I'd think that fleece liners would be easier... but it seems most people use litter boxes even though they have fleece liners.
Thanks,
hr


----------



## leannem (Mar 27, 2009)

Litter box with liners is definately easier. I find that hedgie poop can get pretty stuck onto fabric. If your hedgie uses a litter box then it's just like cleaning hte cat box every morning. I even use a litter scoop. Less laundry in the long run. And a bag of Yesterdays News litter can last for a long time for a hedgie.


----------



## LarryT (May 12, 2009)

I use a hi-corner litter pan and also a plastic glad ovenware dish under the wheel both filled with YesterdaysNews


----------



## smhufflepuff (Aug 28, 2008)

I think it's kind of hit or miss depending on the hog. 

I have one for my hedgie - she uses it sometimes on her own... but at a frequency that leads me to believe she only used it by accident.

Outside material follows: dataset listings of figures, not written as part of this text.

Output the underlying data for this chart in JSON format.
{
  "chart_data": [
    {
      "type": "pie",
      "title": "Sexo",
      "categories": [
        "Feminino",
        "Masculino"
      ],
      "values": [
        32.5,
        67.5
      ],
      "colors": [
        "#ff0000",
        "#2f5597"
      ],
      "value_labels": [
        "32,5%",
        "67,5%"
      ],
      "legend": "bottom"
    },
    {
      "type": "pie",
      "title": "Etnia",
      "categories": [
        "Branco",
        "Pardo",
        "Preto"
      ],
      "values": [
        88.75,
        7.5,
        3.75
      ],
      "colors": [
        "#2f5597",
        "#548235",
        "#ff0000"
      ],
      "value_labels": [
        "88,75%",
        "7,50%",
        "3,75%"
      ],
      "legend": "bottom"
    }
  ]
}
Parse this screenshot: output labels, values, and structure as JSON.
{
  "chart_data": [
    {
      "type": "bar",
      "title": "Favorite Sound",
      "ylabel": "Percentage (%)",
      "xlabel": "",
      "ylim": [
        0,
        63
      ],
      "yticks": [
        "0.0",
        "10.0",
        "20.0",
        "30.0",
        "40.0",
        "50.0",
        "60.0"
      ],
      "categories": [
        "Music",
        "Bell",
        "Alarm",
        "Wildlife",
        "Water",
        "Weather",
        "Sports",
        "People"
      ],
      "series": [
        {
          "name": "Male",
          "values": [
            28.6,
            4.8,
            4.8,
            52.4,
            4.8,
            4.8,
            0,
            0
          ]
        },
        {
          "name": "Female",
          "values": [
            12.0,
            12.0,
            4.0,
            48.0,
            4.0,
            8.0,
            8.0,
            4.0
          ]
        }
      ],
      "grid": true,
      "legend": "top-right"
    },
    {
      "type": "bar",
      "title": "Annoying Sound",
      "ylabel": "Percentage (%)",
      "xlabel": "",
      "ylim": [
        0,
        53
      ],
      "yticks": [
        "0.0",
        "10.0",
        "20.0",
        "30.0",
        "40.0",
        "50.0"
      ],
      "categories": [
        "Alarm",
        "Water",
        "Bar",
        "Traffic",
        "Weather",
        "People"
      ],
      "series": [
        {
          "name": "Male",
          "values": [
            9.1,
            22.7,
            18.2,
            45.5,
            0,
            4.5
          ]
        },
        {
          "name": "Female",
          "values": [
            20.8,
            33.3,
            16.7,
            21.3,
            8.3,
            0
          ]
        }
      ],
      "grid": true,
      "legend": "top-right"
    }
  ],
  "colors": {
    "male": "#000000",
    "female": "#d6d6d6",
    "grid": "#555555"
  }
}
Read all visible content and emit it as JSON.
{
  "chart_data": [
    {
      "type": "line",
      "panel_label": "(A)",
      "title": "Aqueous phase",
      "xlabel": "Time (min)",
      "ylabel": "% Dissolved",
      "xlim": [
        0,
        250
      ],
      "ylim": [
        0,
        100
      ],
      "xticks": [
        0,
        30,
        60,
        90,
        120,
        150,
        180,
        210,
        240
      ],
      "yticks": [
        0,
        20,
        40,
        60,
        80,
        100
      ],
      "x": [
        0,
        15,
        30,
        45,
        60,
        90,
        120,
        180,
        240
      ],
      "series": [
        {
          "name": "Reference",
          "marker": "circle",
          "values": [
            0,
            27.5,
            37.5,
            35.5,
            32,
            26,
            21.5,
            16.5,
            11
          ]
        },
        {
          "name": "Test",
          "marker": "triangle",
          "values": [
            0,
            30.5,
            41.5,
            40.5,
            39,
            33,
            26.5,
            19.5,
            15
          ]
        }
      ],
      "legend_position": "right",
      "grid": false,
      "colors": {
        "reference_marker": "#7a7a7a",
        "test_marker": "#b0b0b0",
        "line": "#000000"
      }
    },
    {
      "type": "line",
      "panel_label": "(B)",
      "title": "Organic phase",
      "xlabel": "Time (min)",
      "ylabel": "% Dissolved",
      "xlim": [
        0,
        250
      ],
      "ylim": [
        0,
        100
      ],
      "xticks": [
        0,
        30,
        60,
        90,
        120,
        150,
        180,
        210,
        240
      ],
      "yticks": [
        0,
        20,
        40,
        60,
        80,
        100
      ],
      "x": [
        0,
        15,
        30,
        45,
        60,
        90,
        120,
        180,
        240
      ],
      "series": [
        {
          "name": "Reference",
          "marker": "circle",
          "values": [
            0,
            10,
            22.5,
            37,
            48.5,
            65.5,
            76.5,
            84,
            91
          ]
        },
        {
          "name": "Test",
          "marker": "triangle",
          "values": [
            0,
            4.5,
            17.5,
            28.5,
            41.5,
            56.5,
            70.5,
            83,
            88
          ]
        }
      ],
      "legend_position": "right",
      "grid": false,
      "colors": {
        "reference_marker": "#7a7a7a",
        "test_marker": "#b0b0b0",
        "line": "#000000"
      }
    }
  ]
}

She goes on her wheel when left to her own devices or peels back her liner and uses a corner or edge when there's no wheel (eg, when she sprained her leg and we had to take out the wheel). We use little wheel mats for under the wheel - smaller pieces of fleece that we take out daily so we don't have to wash her entire liner until a few days pass and she's made a right mess of everything with kibble crumbs and peepee paw prints.

Mostly, we use the litter box with her. Um... poor phrasing... how to describe? When she's out for playtime and she starts making pointy bottom/raised tail, that's when it comes into play. We'll hold her, she gets in the stance to go, and we make sure her rear is "aimed" in such a way that the messies drop into the litter box.

So, yeah, I'd say go ahead and get a litterbox, but you may end up using it a tad differently than intended


----------



## Nancy (Aug 22, 2008)

It depends on the hedgehog. Some hedgehogs will not use a litterbox no matter how much we try to convince them. Others are very acceptable to the idea. Try a low sided pan in front of the wheel. Some will also choose to use a certain corner of the cage and either a few paper towels or a shallow pan placed there will work. I've had a few that even preferred to have a private potty area so they got two igloos. One with paper towel on the bottom for a potty and the other igloo for a bed.


----------